Матвей со странным чувством отчуждения и с щиплющим волнением смотрел, как сын шевелит складчатыми ручками и потирает задом крошечных ладоней свои непроницаемые синие глазенки. Понять, что вот он, его сын, что скоро они с Дарьей как-то назовут его, было выше халзановских сил. Жить дома ему оставалось одиннадцать дней…
Почуневшая Дарья выпрастывала из рубахи каменную от избытка молока бело-желтую грудь, давала Максимке сосок и вздыхала:
– Да будь она проклята, служба твоя.
– Ну не на век же ухожу. Моргнуть не успеешь, как в отпуск приду.
– Старики про войну говорят. Второй уж год в станице одни казаки нарождаются. И у Нюрки Матвеевой, и у Глашки Сакматовой двойня. И в Гремучем у нас, и по соседним хуторам. Верный знак – быть войне.
– А ты стариков больше слушай. Сколько живу, столько и слышу: будет мор великий, будут в небе железные птицы летать и людей, как арбузы, расклевывать. Им, старикам, уж помирать пора, чуют, что скоро в землю, – вот и нас, молодых, туда тянут, страшной смертью пугают. Видать, уж очень им желательно, чтоб остальные тоже света божьего невзвидели. Всё гробовой доской накроется – тогда и им, должно быть, помирать уже не так обидно. Всё страх перед Богом наводят, неправильно живете, говорят, а сами будто не бесились смолоду. Кого ни возьми – что ни жадней к грехам прикладывался, тем крепче за Бога под старость хватается да Страшным судом всех стращает. Доживем мы с тобой до их лет – тоже будем пугать молодых, а они нам смеяться… А война – что война? Тоже жизнь. Даже, может, и краше еще… А вот так – много ты понимаешь…

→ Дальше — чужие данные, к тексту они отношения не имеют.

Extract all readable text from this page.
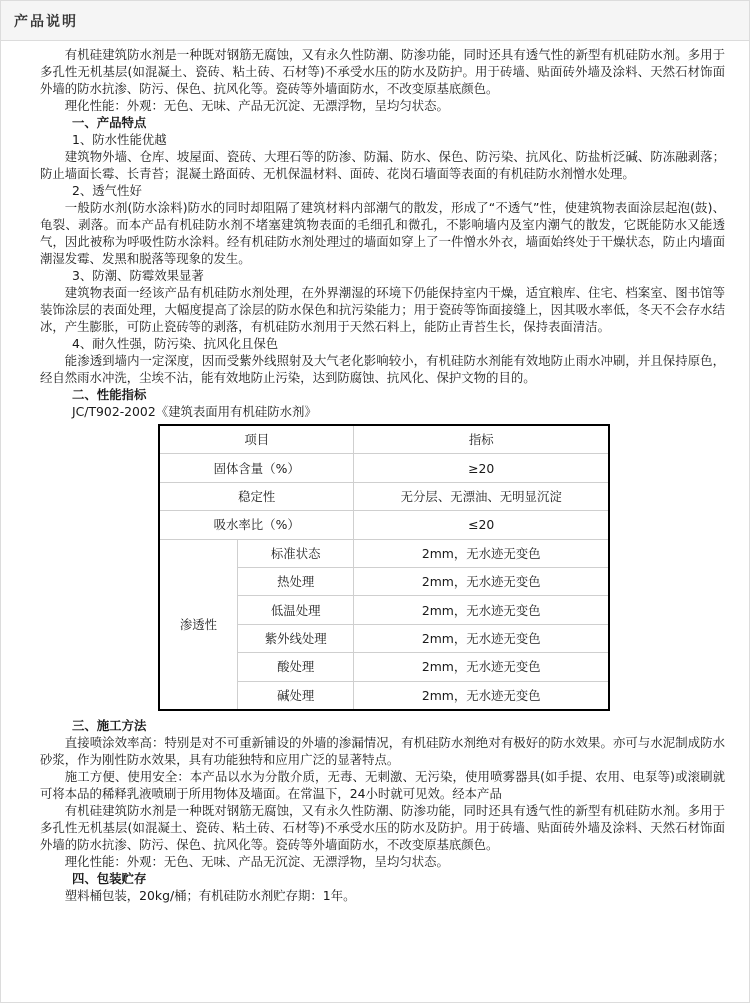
产品说明

有机硅建筑防水剂是一种既对钢筋无腐蚀，又有永久性防潮、防渗功能，同时还具有透气性的新型有机硅防水剂。多用于多孔性无机基层(如混凝土、瓷砖、粘土砖、石材等)不承受水压的防水及防护。用于砖墙、贴面砖外墙及涂料、天然石材饰面外墙的防水抗渗、防污、保色、抗风化等。瓷砖等外墙面防水，不改变原基底颜色。

理化性能：外观：无色、无味、产品无沉淀、无漂浮物，呈均匀状态。

一、产品特点

1、防水性能优越

建筑物外墙、仓库、坡屋面、瓷砖、大理石等的防渗、防漏、防水、保色、防污染、抗风化、防盐析泛碱、防冻融剥落；防止墙面长霉、长青苔；混凝土路面砖、无机保温材料、面砖、花岗石墙面等表面的有机硅防水剂憎水处理。

2、透气性好

一般防水剂(防水涂料)防水的同时却阻隔了建筑材料内部潮气的散发，形成了“不透气”性，使建筑物表面涂层起泡(鼓)、龟裂、剥落。而本产品有机硅防水剂不堵塞建筑物表面的毛细孔和微孔，不影响墙内及室内潮气的散发，它既能防水又能透气，因此被称为呼吸性防水涂料。经有机硅防水剂处理过的墙面如穿上了一件憎水外衣，墙面始终处于干燥状态，防止内墙面潮湿发霉、发黑和脱落等现象的发生。

3、防潮、防霉效果显著

建筑物表面一经该产品有机硅防水剂处理，在外界潮湿的环境下仍能保持室内干燥，适宜粮库、住宅、档案室、图书馆等装饰涂层的表面处理，大幅度提高了涂层的防水保色和抗污染能力；用于瓷砖等饰面接缝上，因其吸水率低，冬天不会存水结冰，产生膨胀，可防止瓷砖等的剥落，有机硅防水剂用于天然石料上，能防止青苔生长，保持表面清洁。

4、耐久性强，防污染、抗风化且保色

能渗透到墙内一定深度，因而受紫外线照射及大气老化影响较小，有机硅防水剂能有效地防止雨水冲刷，并且保持原色，经自然雨水冲洗，尘埃不沾，能有效地防止污染，达到防腐蚀、抗风化、保护文物的目的。

二、性能指标

JC/T902-2002《建筑表面用有机硅防水剂》

项目		指标
固体含量（%）		≥20
稳定性		无分层、无漂油、无明显沉淀
吸水率比（%）		≤20
渗透性	标准状态	2mm，无水迹无变色
	热处理	2mm，无水迹无变色
	低温处理	2mm，无水迹无变色
	紫外线处理	2mm，无水迹无变色
	酸处理	2mm，无水迹无变色
	碱处理	2mm，无水迹无变色

三、施工方法

直接喷涂效率高：特别是对不可重新铺设的外墙的渗漏情况，有机硅防水剂绝对有极好的防水效果。亦可与水泥制成防水砂浆，作为刚性防水效果，具有功能独特和应用广泛的显著特点。

施工方便、使用安全：本产品以水为分散介质，无毒、无刺激、无污染，使用喷雾器具(如手提、农用、电泵等)或滚刷就可将本品的稀释乳液喷刷于所用物体及墙面。在常温下，24小时就可见效。经本产品

有机硅建筑防水剂是一种既对钢筋无腐蚀，又有永久性防潮、防渗功能，同时还具有透气性的新型有机硅防水剂。多用于多孔性无机基层(如混凝土、瓷砖、粘土砖、石材等)不承受水压的防水及防护。用于砖墙、贴面砖外墙及涂料、天然石材饰面外墙的防水抗渗、防污、保色、抗风化等。瓷砖等外墙面防水，不改变原基底颜色。

理化性能：外观：无色、无味、产品无沉淀、无漂浮物，呈均匀状态。

四、包装贮存

塑料桶包装，20kg/桶；有机硅防水剂贮存期：1年。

В третий день Рождества, на морозном рассвете он заседлал храпящего Алтына, поцеловал Максимку в лобик и метнул себя в седло. Окинул взглядом баз и будто кованный из серебра курень. И резные балясы, и окна, заросшие инеем, и жестяные петухи на крыше, и сараи – все показалось ему маленьким, игрушечным даже.
Дарья молча пошла, ухватившись за стремя и смотря на него снизу вверх. Из соседних дворов выезжали казаки-одногодки, дружки, ревниво сличая чужих жеребцов со своими.
– Никак с собой жену надумал взять? – насмешливо крикнул Матвею Федот Коновалов, и Дарьина рука покорно отпустила стремя.